Despite the need for better digital experiences and improved security, the report found that 75% of public sector respondents reported deploying software at the same rate or slower than last year. In the 2022 report, this was 59% of respondents.
“I’m surprised that number is so high, especially with the tools that exist out there today, but maybe I shouldn’t be surprised,” Stevens said. “But I can tell you that there’s a lot of agencies that are still stuck in waterfall and haven’t moved to agile development and they’re still very stove-piped and they’re struggling to figure out how to get out of that scenario. It’s a cultural change is really what it comes down to.”

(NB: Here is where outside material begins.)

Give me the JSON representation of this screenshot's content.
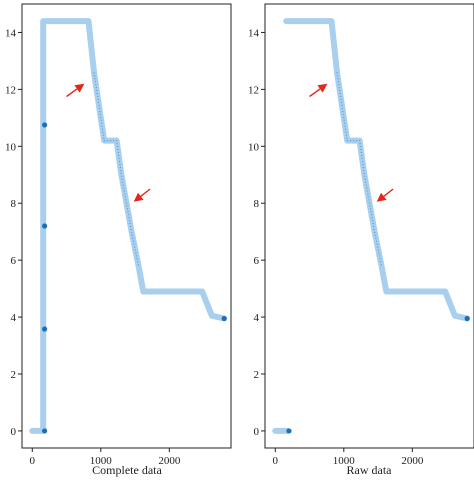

However, Stevens noted for the commercial sector this is only 40%, which he stated “would indicate that the government is falling behind in regards to their transition to newer development tools and building software factories and the deployment of a platform.”
Meanwhile more than 50% of government respondents reported evaluating or buying a DevSecOps platform in the next one to three years.
However, the report found that 44% of public sector respondents were using more than six tools and some were using more than 15 tools.
“The more tools you use, the more opportunity you create for vulnerabilities or poorly written code,” he added. “You also slow things down because things can be written in a stove pipe and then you try and merge all those pipes together in the end and, oh, by the way, they normally don’t work well when you do that. So you slow things down when there’s that many tools. Cost is another thing.”
Moreover, 59% of government and defense or aerospace respondents are looking to consolidate the number of tools they use.
According to Stevens, this can help “reduce complexity, increase speed to mission, reduce cost,” which includes the cost of the tool and training. He added it also makes remote work more feasible.
Meanwhile, artificial intelligence and machine learning were also important for DevSecOps, the report noted. Specifically, developers that used a DevSecOps platform were more likely to utilize automation and AI or ML for testing purposes than those who do not use a platform. In particular, 65% of developers said they are using AI or ML to test or would be in the next three years. Additionally, 62% of developers using AI or ML use it to check code, an increase from the 2022 report which only had 51% of developers using it for this purpose. Furthermore, 53% of developers using AI or ML use bots for testing, in 2022 this was 39%.
“I think that this is to help with speed to mission,” Stevens said. “If you don’t have to reinvent the wheel and you can rely on AI or machine learning to do something or aid in something that’s kind of common in development, then you can help save time and ensure that it’s secure. Both right, you’re gonna accomplish efficiency and security. So, I think we’re going to see more and more use of AI, in particular, in software development because there’s just aspects of it where it just makes sense. It just makes everybody’s life a lot easier to be able to write the code.”
GitLab surveyed more than 5,000 IT and software professionals, including public sector professionals, in March 2023 for this report.